Guru Ramdas concludes, through the Wisdom, the All-pervading IkOankar, the Source of all virtues, has been realized. We, as seekers, are able to experience the ultimate comfort and the elimination of our biggest pain through the Wisdom. Here, our biggest pain is not separation, but attachment to ego or i-ness, because we are in union. Even in worldly wedding ceremonies, we might struggle with pride. We might worry about what others think of us, whether the ceremonies are impressive enough, or whether the planning is adequate. In this union, pride has vanished, the body has become disease-free, and the faults and flaws within us have been resolved. Our behavior changes, and through the Grace, through the Wisdom, we experience this and acknowledge the Divine-Self that resides within our small selves. This is the Divine-Self which, in the Indic context, only the Brahmin claims to know. But we are being shown by Guru Ramdas that we have the ability to experience this connection, to live in relationship with the Divine-Self dwelling within us, without any priest or officiator. We do this through the Wisdom. We do this through feeling the Grace. We experience this relationship and this knowing of the One through the One’s incredible virtues. No one else can do this for us. We get to experience this recognition, this meeting with the One who has deep and endless virtues. It is not a thing we can conceptualize. It is a thing we experience, and that recognition of the Self by the self happens through the Wisdom. This is possible for each and every one of us.

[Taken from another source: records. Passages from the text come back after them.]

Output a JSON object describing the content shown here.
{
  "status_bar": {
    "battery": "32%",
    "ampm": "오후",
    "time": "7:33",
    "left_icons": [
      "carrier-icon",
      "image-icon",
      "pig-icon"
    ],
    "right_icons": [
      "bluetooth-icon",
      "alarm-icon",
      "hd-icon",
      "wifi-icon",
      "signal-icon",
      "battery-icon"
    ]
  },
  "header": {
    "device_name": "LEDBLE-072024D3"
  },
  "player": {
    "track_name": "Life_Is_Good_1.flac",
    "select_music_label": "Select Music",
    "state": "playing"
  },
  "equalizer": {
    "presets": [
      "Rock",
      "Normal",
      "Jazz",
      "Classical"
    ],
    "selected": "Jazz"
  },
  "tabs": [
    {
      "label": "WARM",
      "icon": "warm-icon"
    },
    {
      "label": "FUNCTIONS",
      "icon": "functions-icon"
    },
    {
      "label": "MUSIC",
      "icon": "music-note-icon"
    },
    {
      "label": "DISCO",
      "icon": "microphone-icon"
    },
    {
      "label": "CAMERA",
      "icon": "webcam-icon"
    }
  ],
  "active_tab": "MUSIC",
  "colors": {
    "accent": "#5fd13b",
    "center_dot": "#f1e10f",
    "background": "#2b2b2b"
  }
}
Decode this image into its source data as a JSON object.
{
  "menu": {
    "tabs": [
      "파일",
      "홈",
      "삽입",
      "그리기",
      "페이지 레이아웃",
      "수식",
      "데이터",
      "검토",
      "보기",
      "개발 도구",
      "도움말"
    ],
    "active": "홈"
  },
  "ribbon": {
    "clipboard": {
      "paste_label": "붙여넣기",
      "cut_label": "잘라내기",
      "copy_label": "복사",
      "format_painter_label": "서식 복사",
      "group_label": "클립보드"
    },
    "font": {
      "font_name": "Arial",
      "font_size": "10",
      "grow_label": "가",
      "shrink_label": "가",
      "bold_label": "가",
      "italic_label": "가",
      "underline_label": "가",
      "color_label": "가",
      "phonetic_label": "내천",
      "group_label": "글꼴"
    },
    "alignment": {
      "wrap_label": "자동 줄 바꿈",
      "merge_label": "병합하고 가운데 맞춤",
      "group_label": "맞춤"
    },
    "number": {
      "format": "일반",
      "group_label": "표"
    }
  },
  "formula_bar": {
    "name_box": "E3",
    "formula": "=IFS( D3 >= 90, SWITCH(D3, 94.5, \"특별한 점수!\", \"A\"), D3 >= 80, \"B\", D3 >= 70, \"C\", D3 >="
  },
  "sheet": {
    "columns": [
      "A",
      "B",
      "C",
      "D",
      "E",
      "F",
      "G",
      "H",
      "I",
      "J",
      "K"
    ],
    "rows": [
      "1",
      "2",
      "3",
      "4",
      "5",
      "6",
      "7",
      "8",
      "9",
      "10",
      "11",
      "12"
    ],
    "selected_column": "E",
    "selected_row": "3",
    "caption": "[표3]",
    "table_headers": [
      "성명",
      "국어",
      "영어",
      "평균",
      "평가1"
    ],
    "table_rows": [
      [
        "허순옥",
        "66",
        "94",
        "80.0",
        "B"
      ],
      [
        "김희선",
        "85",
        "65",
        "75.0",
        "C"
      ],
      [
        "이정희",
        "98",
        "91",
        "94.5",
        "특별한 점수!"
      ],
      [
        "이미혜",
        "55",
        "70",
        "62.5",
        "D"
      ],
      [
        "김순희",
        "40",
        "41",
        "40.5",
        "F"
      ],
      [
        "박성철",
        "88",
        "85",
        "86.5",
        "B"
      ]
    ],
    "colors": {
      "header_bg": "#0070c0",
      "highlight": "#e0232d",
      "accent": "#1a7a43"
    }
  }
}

Guru Ramdas uses the enactment of a physical engagement ceremony to help us think about meeting with the Divine. Who is present at this wedding party? Who are the truth-exemplifying beings we have surrounded ourselves with? Have we eliminated our anger? Have we traded not in physical gifts but in truth, contentment, and love as brought in by the Wisdom? Have we eliminated pride and pretense and ignorance and i-ness? When we do all this, we get to meet the Divine-Groom, IkOankar, the Source of all physical, mental, and emotional virtues. We are filled with excitement. We are shown how to change our behaviors so that we can experience the deepest of the virtues. We are cultivating ourselves to prepare for this meeting. We do this not because we are told it is what we must do but because it excites us, because we see how it is changing us and things for us, and we want to continue experiencing the bliss of that transformation and connection. Will we prepare ourselves? Will we find our truth-oriented companions? Will we experience the Source of all virtues in deep and old love?